Nação e Exército - Merval Pereira
Escolas militarizadas não são modelo para o Brasil
A relação entre os militares e o presidente
Jair Bolsonaro foi mais uma vez colocada em xeque por interferência do
guru Olavo de Carvalho, que foi ao Youtube para criticar a edição do
livro do sociólogo Gilberto Freyre “Nação e Exército” pela Biblioteca do
Exército. O lançamento será amanhã na Escola de Comando e Estado-Maior do
Exército (ECEME), para comemorar os 70 anos da edição do livro. Olavo de
Carvalho estranhou, questionando se a decisão seria uma indicação de
que militares estariam se unindo a comunistas para afrontar o presidente
da República. A análise nesse sentido foi publicada no blog bolsonarista “Sociedade
Militar”, interpretando que a publicação do livro marca “o
fortalecimento de uma ala mais progressista da força terrestre” e um
“gradual afastamento do presidente da República e do governo como um
todo”. [uma obviedade óbvia: Olavo de Carvalho é uma pessoa, os filhos de Bolsonaro são pessoas diferentes entre si, diferentes do Olavo de Carvalho e do Presidente Bolsonaro e este é diferente de todos os citados e das demais pessoas.]

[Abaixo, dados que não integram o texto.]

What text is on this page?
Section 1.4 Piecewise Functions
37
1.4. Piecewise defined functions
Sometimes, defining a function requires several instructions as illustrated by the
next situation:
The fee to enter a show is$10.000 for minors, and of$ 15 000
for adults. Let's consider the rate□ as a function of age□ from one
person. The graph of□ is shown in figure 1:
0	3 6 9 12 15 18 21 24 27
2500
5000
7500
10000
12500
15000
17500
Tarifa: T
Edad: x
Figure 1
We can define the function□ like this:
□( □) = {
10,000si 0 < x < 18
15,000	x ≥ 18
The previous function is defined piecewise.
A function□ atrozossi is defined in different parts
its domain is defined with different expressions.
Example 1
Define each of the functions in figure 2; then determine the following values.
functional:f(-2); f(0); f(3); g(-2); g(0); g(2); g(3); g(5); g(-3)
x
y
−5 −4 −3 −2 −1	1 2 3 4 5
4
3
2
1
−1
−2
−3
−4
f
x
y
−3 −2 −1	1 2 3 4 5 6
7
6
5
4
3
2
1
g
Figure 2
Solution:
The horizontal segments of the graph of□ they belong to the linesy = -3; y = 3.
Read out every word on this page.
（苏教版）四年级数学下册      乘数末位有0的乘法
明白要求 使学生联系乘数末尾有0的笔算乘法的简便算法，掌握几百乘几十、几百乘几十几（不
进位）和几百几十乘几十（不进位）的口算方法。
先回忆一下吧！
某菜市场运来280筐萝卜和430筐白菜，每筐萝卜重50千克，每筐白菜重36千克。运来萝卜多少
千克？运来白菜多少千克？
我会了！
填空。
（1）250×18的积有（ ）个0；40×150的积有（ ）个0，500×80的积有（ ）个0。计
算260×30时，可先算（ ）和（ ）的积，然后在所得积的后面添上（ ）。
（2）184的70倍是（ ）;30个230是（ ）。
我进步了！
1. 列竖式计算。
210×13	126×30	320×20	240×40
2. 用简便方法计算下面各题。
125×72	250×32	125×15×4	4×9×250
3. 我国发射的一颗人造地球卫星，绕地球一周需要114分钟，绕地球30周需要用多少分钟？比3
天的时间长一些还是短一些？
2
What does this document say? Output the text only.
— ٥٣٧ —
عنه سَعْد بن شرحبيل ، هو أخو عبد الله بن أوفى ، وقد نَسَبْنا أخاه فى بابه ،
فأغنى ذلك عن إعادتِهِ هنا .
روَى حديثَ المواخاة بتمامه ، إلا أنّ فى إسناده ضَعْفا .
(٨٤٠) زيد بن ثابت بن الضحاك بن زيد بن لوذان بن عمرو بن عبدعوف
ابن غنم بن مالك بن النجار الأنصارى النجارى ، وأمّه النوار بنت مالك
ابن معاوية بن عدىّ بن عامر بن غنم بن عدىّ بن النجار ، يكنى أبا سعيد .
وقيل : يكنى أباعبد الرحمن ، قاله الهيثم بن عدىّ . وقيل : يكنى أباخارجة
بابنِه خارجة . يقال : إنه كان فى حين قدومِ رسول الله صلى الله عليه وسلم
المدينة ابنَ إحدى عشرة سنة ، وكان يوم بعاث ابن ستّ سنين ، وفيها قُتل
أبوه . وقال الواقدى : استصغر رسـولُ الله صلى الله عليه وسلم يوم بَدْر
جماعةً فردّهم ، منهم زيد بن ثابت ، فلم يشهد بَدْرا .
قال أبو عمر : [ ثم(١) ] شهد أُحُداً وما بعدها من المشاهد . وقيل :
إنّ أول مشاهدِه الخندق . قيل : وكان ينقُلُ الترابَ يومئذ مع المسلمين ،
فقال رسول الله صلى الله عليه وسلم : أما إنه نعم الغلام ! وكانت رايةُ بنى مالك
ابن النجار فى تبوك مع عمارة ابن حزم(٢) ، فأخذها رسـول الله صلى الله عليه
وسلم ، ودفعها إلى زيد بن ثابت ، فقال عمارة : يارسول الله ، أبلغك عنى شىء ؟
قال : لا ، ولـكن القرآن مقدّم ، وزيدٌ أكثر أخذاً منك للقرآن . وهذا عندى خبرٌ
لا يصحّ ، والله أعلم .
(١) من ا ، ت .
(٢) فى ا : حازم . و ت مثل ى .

O que provocou a ira de Olavo de Carvalho, que normalmente é elogiado
pelo blog bolsonarista. Olavo, no seu blog, disse não acreditar que
essa análise representasse a visão do Exército. A informação de que
Gilberto Freyre, em 1949, fazia parte da Aliança Nacional Libertadora,
formada por comunistas, antifascistas e militares descontentes, e que,
portanto, o livr representaria uma visão ideológica diferente da do
Exército é rechaçada pelos militares responsáveis pela edição. Que,
aliás, começou a ser pensada cerca de três anos atrás, sendo impossível
atribuir a ideia a uma mensagem cifrada contra o governo Bolsonaro.
O neto de Gilberto Freyre, que é secretário de Cultura do governo de
Pernambuco, aprovou a ideia e fará um lançamento também em Recife. No
livro, Gilberto Freyre defende a tese de que o Exército não deve ser
convocado pela sociedade para atuar em todos os momentos de crise. Debate que continua atual devido ao acionamento do Exército para a
Garantia da Lei e da Ordem (GLO) em vários pontos do país, além de
atuações na área de infraestrutura. A mensagem de Freyre é de união
entre civis e militares para enfrentar os desafios futuros, como está
ressaltado no livro. Os militares, na verdade, não querem ser confundidos como parte do
governo Bolsonaro, como não quiseram em qualquer outro governo, pois
fazem questão de serem reconhecidos como parte de instituições do Estado
brasileiro.
A participação de militares no governo Bolsonaro não significa a
presença das instituições militares no governo, fazem questão de
afirmar. O Comandante do Exército, General Pujol, sempre acentua que o
Exército é uma instituição do Estado brasileiro, e não de governos, que
são eventuais e ligados a partidos políticos. Por isso, há uma preocupação, por exemplo, com a adoção de “escolas
militarizadas”, que fazem parte do programa do ministério da Educação e
foram prometidas na campanha por Bolsonaro como politica de governo,
embora alguns Estados já estivessem colocando em prática a ideia.
Essa proposta não conta com o apoio do Exército, cujos líderes
consideram que o que se busca com essa adjetivação das escolas é
segurança e disciplina, que não são objetivos dos Colégios Militares,
mas consequência de um programa mais amplo de preparação dos alunos para
a vida na sociedade. Tanto que eles não são restritos aos militares, havendo oficiais
superiores que não cursaram um Colégio MIlitar, e civis que cursaram e
não seguiram a carreira. Os colégios militares não fazem parte da
formação da carreira, que tem três pilares: a Academia Militar de
Agulhas Negras; a Escola de Aperfeiçoamento de Oficiais (Esao) e a
Escola de Comando e Estado-Maior do Exército (ECEME).
Os colégios militares são considerados educação assistencial, e são
procurados por seus alunos, não impostos pelo governo. Não representam,
portanto, uma filosofia educacional militar que possa ser transferida
para o sistema nacional de educação.
Os militares como instituição consideram que muitas vezes são usados
como válvula de escape de políticos, especialmente na segurança, e agora
na educação, que os convocam quando a situação é grave, mas só assumem a
responsabilidade quando as intervenções dão certo. Recaem sobre os
militares as falhas, e seria da mesma maneira no caso de o programa
educacional baseado nos colégios militares dar errado.